The website allows public school teachers to finance grants for specific items, through private online donors, and then ships the items directly to the teachers. The website, started by a Bronx high school teacher, has attracted the attention of Oprah Winfrey and Michelle Obama. Comedian Stephen Colbert is on the non-profit’s board.

Strattner currently has a grant to finance “Time for Kids” social studies magazines, which cost about $160 for 25 individual copies. The grant totals $189 with a small donation to DonorsChoose.org. Teachers at CET receive a small budget to buy supplies for their classroom each year, about $400.

Kristina Robinson, another fourth grade teacher at CET, said the $400 per year is generous, but goes quickly. “If there’s something you need, you go out and buy it,” she said. “I feel like your classroom is like your home.” Robinson is trying the website for the first time, trying to fulfill a grant for beanbag chairs for reading time.

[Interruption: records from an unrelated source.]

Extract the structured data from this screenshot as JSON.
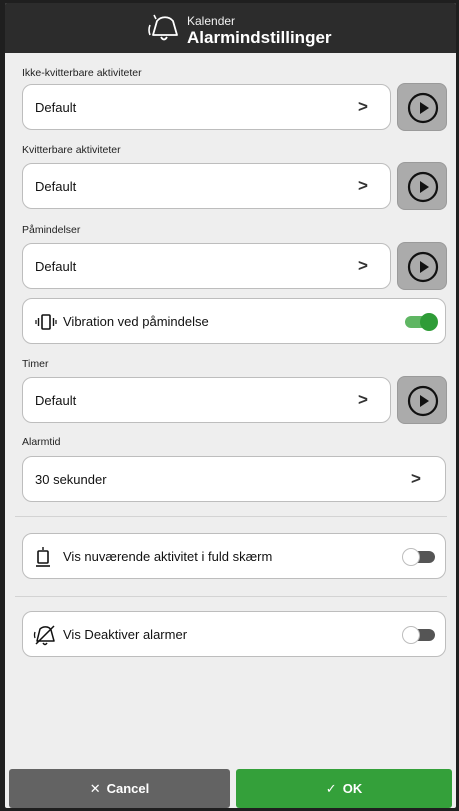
{
  "header": {
    "subtitle": "Kalender",
    "title": "Alarmindstillinger",
    "icon": "bell-ringing-icon"
  },
  "sections": {
    "non_ack": {
      "label": "Ikke-kvitterbare aktiviteter",
      "value": "Default"
    },
    "ack": {
      "label": "Kvitterbare aktiviteter",
      "value": "Default"
    },
    "reminders": {
      "label": "Påmindelser",
      "value": "Default"
    },
    "vibration": {
      "label": "Vibration ved påmindelse",
      "on": true
    },
    "timer": {
      "label": "Timer",
      "value": "Default"
    },
    "alarm_time": {
      "label": "Alarmtid",
      "value": "30 sekunder"
    },
    "fullscreen": {
      "label": "Vis nuværende aktivitet i fuld skærm",
      "on": false
    },
    "disable_alarms": {
      "label": "Vis Deaktiver alarmer",
      "on": false
    }
  },
  "chevron": ">",
  "footer": {
    "cancel": "Cancel",
    "ok": "OK",
    "cancel_icon": "✕",
    "ok_icon": "✓"
  },
  "colors": {
    "header_bg": "#2c2c2c",
    "ok_green": "#34a03a",
    "toggle_on": "#2e9c37",
    "cancel_gray": "#636363"
  }
}
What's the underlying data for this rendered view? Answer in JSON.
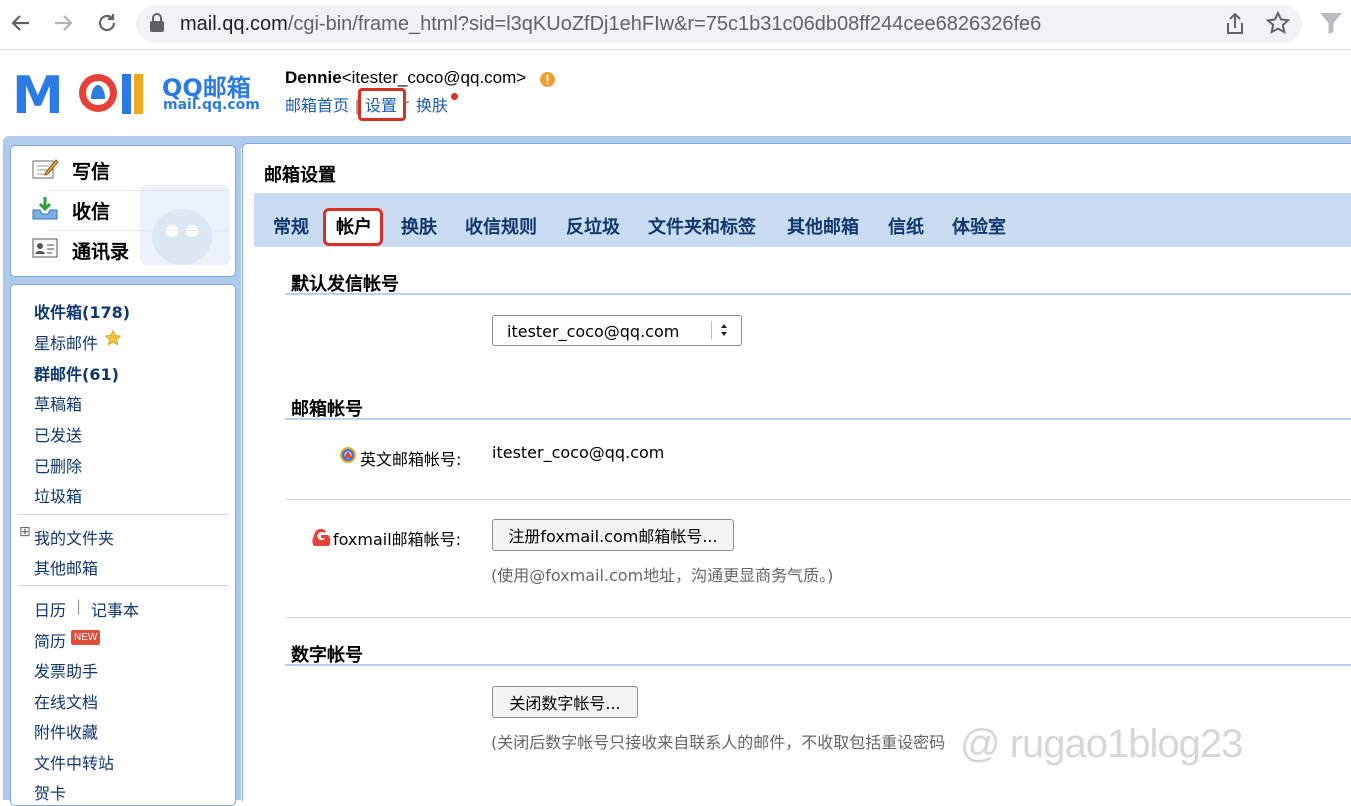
{
  "browser": {
    "url_domain": "mail.qq.com",
    "url_path": "/cgi-bin/frame_html?sid=l3qKUoZfDj1ehFIw&r=75c1b31c06db08ff244cee6826326fe6"
  },
  "header": {
    "logo_text": "QQ邮箱",
    "logo_sub": "mail.qq.com",
    "user_name": "Dennie",
    "user_email": "<itester_coco@qq.com>",
    "links": {
      "home": "邮箱首页",
      "settings": "设置",
      "skin": "换肤"
    },
    "sep_bar": "|",
    "sep_dash": "-"
  },
  "quick_actions": [
    {
      "label": "写信",
      "icon": "compose-icon"
    },
    {
      "label": "收信",
      "icon": "inbox-download-icon"
    },
    {
      "label": "通讯录",
      "icon": "contacts-icon"
    }
  ],
  "folders": {
    "inbox": "收件箱(178)",
    "starred": "星标邮件",
    "group": "群邮件(61)",
    "drafts": "草稿箱",
    "sent": "已发送",
    "deleted": "已删除",
    "trash": "垃圾箱",
    "my_folders": "我的文件夹",
    "other_mail": "其他邮箱",
    "calendar": "日历",
    "notes": "记事本",
    "resume": "简历",
    "resume_badge": "NEW",
    "invoice": "发票助手",
    "online_docs": "在线文档",
    "attachments": "附件收藏",
    "transfer": "文件中转站",
    "cards": "贺卡",
    "expand_glyph": "⊞",
    "pipe": "|"
  },
  "main": {
    "title": "邮箱设置",
    "tabs": [
      "常规",
      "帐户",
      "换肤",
      "收信规则",
      "反垃圾",
      "文件夹和标签",
      "其他邮箱",
      "信纸",
      "体验室"
    ],
    "active_tab": "帐户",
    "default_sender": {
      "title": "默认发信帐号",
      "select_value": "itester_coco@qq.com"
    },
    "mail_account": {
      "title": "邮箱帐号",
      "english_label": "英文邮箱帐号:",
      "english_value": "itester_coco@qq.com",
      "foxmail_label": "foxmail邮箱帐号:",
      "foxmail_button": "注册foxmail.com邮箱帐号...",
      "foxmail_hint": "(使用@foxmail.com地址，沟通更显商务气质。)"
    },
    "digital_account": {
      "title": "数字帐号",
      "close_button": "关闭数字帐号...",
      "hint": "(关闭后数字帐号只接收来自联系人的邮件，不收取包括重设密码"
    }
  },
  "watermark": "@ rugao1blog23",
  "colors": {
    "link": "#1a5bb3",
    "frame": "#aecbeb",
    "tab_strip": "#c9dcf2",
    "highlight_box": "#d93025",
    "folder_text": "#10376e",
    "new_badge": "#e44d3a"
  }
}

She said that beanbag chairs might seem frivolous, but that studies find “students that are comfortable to read, read for longer.”

Strattner has practically become an ambassador of the website, funding dozens of grants and telling other teachers, like Robinson, about the benefits. “I try not to make my grants outrageously expensive because I want them to get funded,” said Strattner. Her grants have funded a wide variety of classroom materials, from paint brushes to new books.

The Croton-Harmon School District is not in session for the week between Christmas and New Year’s Day, but according to some online donation processing services, this is when people donate the most.

There are 27 days left to fulfill Strattner’s grant, and according to Network for Good, a donation processing non-profit, about 50 percent of December’s donating action takes place on the last two days of the month. About 10 percent of annual donations distributed by Network for Good are collected in the last week of December.